Wednesday, January 11

Full Moons.. *sigh*

So.... yesterday I saw 'him'. Twice. I never would have guessed that this would be like this.. he said he's not ready for a relationship and just quit talking to me. I guess maybe I should get over it.. move on.. and I'm fighting the idea that he's not into me anymore because he's found someone else. IDK.. I don't want to be that kind of woman. Anyway.. so.. emotions welled up inside me, heart was POUNDING! and I just couldn't help but release it.. right there.. at work.. *sigh* silly me.

So I came home and FINALLY got to cleaning. NOOOO I mean CLEANING! I took a bucket, a rag, and some lovely febreze infused Mr. Clean AND!!!! scrubbed down walls, moved furniture, wiped it all down.. and re-arranged the living room and dining room. ahhh that feels better..

Not really.. I couldn't sleep very well last night.. stupid full moons.. I love them, especially when it's cold out like last night .. BEAUTIFUL & when you breath in the CRISP air almost cuts your lungs.. LOVE IT!!! I can't help but wonder and ask .. God.. I'm swamped with praying for others everyday.. and thanks to the experience of dating someone, liking them, and getting .. well.. ditched.. I'm just curious where it is You want me to go and do next?!

Should I revert to the thinking that I don't deserve a relationship?
Should I consider dating & relationships to be a distraction?
Should I find forget about it forever?

you see.. I'm the kind of person that gets filled with curiosity and when things are left unanswered I get... 'funny'.. I get.. silly.. and I start running around hap-hazard.. basically like a chicken w/ its head cut off. I don't know what to do so I just busy myself with so much other things that I think I won't run into the same kind of issue again. LIKE: cleaning my house, ignoring my phone, facebook, and thinking of taking a job in a office cubicle where I don't have to talk to or see ppl ever again.

I know that some of my friends like to say things like...

"there is someone out there pining for you just as much as you are pining for him."
"Your time will come and you will have a love like you've never known."
"you deserve so much better & it will come. You just need to keep waiting."

etc etc etc etc etc...

Well.. I hate to say it.. but let's get real here.

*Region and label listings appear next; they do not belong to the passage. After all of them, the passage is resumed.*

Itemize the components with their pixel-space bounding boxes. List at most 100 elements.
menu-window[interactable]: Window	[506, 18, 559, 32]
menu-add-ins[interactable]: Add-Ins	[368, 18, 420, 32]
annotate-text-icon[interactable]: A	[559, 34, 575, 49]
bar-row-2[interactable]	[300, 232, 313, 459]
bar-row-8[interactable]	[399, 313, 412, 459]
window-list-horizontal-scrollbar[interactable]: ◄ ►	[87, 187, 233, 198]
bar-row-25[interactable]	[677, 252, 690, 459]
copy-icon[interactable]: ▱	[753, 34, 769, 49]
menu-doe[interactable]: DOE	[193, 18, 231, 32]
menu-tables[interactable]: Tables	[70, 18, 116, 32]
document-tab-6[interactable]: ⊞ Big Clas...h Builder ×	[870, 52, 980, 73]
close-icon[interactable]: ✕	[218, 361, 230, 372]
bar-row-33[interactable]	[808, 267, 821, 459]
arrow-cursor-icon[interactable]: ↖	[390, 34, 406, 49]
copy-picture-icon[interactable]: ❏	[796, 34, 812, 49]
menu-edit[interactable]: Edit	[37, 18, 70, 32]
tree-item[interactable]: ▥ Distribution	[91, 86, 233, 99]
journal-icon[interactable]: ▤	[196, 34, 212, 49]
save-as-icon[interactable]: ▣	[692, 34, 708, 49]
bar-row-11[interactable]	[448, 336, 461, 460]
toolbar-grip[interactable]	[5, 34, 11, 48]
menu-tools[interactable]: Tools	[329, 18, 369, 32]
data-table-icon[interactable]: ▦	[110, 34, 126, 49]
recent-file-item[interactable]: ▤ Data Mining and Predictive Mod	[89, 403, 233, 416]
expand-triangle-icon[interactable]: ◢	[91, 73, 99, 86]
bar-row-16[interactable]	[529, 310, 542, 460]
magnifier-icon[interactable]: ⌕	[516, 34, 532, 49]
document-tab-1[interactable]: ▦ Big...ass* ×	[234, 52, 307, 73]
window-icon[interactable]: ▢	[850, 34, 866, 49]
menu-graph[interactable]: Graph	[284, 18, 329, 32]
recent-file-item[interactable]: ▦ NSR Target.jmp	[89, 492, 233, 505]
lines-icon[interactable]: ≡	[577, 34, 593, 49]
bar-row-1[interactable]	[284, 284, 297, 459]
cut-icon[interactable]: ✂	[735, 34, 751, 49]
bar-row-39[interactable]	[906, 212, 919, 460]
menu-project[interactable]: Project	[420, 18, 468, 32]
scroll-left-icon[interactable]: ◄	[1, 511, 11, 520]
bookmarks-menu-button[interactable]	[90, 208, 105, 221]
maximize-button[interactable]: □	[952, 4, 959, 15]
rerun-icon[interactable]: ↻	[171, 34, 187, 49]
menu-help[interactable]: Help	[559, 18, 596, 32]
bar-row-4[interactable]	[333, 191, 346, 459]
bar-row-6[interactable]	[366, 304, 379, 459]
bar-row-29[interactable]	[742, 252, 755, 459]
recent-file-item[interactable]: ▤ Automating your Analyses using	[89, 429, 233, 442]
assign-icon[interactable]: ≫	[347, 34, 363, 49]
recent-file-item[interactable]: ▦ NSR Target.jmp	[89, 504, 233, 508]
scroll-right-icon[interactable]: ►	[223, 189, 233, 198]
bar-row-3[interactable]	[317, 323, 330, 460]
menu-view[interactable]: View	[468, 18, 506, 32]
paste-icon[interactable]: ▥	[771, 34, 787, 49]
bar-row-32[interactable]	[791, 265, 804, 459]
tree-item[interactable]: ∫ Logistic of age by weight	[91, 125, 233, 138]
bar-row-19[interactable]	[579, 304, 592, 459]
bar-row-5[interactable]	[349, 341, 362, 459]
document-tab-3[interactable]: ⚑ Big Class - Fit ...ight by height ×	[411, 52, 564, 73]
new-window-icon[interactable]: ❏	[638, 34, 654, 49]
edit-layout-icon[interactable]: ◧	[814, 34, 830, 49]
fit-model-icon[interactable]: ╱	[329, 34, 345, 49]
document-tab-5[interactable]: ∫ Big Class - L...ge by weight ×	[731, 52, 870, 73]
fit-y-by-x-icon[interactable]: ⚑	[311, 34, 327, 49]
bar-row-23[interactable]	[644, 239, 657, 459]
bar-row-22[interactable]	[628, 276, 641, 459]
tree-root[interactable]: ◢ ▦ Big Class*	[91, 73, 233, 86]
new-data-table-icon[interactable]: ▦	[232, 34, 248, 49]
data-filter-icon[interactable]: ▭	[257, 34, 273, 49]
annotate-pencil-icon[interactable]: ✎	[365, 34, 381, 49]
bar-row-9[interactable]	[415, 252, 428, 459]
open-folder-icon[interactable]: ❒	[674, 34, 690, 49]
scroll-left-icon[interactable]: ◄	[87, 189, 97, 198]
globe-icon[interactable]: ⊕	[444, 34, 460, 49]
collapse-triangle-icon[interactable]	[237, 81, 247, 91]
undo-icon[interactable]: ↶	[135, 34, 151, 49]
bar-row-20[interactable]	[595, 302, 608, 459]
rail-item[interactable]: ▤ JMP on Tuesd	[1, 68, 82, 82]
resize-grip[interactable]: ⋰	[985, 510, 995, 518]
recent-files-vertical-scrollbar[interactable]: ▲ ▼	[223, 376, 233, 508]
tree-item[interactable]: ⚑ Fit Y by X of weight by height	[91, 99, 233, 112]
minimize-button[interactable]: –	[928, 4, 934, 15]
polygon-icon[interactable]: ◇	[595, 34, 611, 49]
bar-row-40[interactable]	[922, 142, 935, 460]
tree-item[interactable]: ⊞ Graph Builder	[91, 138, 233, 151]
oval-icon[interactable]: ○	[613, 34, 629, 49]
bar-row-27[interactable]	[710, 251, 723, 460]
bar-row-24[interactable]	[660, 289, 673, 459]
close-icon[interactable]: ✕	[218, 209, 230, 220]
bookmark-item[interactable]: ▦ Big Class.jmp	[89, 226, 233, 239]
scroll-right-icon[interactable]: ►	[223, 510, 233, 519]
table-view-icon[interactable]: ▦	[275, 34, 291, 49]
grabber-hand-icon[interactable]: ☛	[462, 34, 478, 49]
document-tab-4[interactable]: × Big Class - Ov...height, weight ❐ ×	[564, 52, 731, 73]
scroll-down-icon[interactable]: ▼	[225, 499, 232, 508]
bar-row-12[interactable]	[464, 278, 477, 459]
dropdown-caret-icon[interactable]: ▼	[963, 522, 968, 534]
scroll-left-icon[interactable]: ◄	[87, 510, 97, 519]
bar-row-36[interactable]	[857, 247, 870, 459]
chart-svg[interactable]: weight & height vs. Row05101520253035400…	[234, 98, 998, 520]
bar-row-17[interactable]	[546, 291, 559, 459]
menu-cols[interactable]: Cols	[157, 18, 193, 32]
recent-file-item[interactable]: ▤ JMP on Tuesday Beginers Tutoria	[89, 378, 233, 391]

Those things are FED into us via cheesy stupid romance movies (which I love) and we just EAT IT UP! Men know exactly what to say to us to get us hooked and then WHAMM~O!! their true selves are revealed and they just don't think or care the same way we do. NEVER will any mortal man live up to the standards of LOVING, PROVIDING, CARING, FORGIVING, and EVERYTHING ELSE as my Jesus does. He's all I need. AND if He is all I have for the rest of my life, then I know I've been taken care of by the B E S T !

So.. I'm back to where I started.. but it's a NEW YEAR so.. anything can happen. I'm excited for the changes happening in other's lives.. friends are getting married, having babies, and moving to bigger and better homes, jobs, and more.. I'm proud of them, HAPPY for them, and wish them the BEST (and will continue to PRAY for them) as I have done so from the start...

so.. for the "don't you think you deserve to share in the excitement for that kind of happiness too?" question

I only have one reply::::::

"Eh, I really don't know about that.. God will provide for me if HE thinks I need it. In the meantime, I'm happy with what He brings into my life and sharing the joys of others is just fine with me."